На самом деле, мне всегда казалось, эта карточная система – еще один способ правительства сказать «нет» деньгам и сделать шаг по направлению к полному нивелированию денежной оплаты труда. Это их конечная цель – построить в итоге государство, не использующее денежную оценку стоимости товаров и услуг. Талоны, как они говорят, еще раз доказывают, что все равны. Все равны и все получают ровно столько, сколько заслужили. Если услужил кому-то хорошо – на тебе лишний талон. Купи себе еще две штуки ливерных пирожка. Не густо, но жить можно. Голод он ведь стимулирует кого-то на действия. Кого-то даже на плохие действия… Ведь голод – не тетка. А еще, на мой взгляд, эти талоны – попытка правительства не заморить с голоду тех, кто не может достать дефицит. По талону ты имеешь право на дефицитный товар хотя бы раз в квартал. Но если бы не было талонов, его бы раскупали те, у кого каким-то образом оказалось скоплено много денег, и кто после смены в силах стоять в очередях всю ночь, а потом снова отправляться на смену… А за особые заслуги перед Великим Союзом Система отблагодарит тебя сверх того – ты сможешь получить дефицитный товар в три раза больше и в три раза чаще, чем другие. Чем не система поощрения?

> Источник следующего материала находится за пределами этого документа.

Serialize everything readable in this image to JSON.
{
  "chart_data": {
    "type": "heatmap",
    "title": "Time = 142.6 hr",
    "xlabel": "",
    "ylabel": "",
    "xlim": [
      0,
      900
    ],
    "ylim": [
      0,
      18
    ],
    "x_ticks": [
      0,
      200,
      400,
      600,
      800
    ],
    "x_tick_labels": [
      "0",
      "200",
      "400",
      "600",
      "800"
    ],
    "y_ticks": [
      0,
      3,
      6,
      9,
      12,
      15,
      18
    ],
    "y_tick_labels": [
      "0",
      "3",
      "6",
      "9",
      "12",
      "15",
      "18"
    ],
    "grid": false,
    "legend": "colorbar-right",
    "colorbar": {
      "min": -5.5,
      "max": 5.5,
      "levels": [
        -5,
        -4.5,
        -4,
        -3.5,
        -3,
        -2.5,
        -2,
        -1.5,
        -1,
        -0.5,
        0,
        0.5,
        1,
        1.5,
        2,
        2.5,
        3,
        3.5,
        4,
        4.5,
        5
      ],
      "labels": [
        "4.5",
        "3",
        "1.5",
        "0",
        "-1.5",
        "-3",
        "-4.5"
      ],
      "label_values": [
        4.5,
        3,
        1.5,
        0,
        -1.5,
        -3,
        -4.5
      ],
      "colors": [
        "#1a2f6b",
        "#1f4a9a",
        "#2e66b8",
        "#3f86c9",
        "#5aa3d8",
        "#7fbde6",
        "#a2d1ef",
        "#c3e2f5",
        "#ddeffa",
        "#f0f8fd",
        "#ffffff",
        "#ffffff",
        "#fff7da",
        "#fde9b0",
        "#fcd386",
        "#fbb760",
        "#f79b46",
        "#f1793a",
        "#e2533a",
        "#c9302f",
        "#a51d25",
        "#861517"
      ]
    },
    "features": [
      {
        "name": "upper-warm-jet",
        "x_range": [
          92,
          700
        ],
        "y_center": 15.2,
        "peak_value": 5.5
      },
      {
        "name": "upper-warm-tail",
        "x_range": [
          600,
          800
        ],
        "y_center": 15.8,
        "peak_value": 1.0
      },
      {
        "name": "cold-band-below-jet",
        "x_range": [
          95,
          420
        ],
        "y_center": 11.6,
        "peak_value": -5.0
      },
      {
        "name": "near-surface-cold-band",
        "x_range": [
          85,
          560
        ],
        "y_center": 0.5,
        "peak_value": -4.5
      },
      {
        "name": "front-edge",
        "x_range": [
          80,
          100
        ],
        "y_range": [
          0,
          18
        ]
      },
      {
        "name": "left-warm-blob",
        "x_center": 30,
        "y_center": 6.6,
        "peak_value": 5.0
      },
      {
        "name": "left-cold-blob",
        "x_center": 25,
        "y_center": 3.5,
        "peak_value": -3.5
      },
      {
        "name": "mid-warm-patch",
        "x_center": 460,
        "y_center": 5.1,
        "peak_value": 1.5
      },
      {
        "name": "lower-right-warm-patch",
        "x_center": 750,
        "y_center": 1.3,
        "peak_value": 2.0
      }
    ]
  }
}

С другой стороны, я всегда ненавидела эту карточную систему. Особенно, когда в очередях мне попадались на глаза сморщинившиеся деды с трясущимися от старости руками. Редкие экземпляры, пережившие репрессии и сумасшествия двадцатых и тридцатых. Мне всегда казалось, что вот-вот и в конце очереди, когда они, наконец, достоят и подойдет их время, этих стариков положат на каталку и увезут в последний путь, уж слишком тяжелые и длинные очереди приходится отстаивать, чтобы получить свою долю. Хотя, конечно, никакой каталки не будет, если так и случится. Не приедет даже скорая помощь. По крайней мере, не за тем, кому за семьдесят. Никто не будет торопиться, если ты стар и болен. Стой и надейся, что отстоишь. По-другому никак, больше никому не получить еды по твоему талону, потому что он – именной. Поэтому выхода нет. Болеешь – вставай и иди. Хромаешь – бери костыли и иди. При смерти – тут уж оставайся лежать, все равно все скоро закончится…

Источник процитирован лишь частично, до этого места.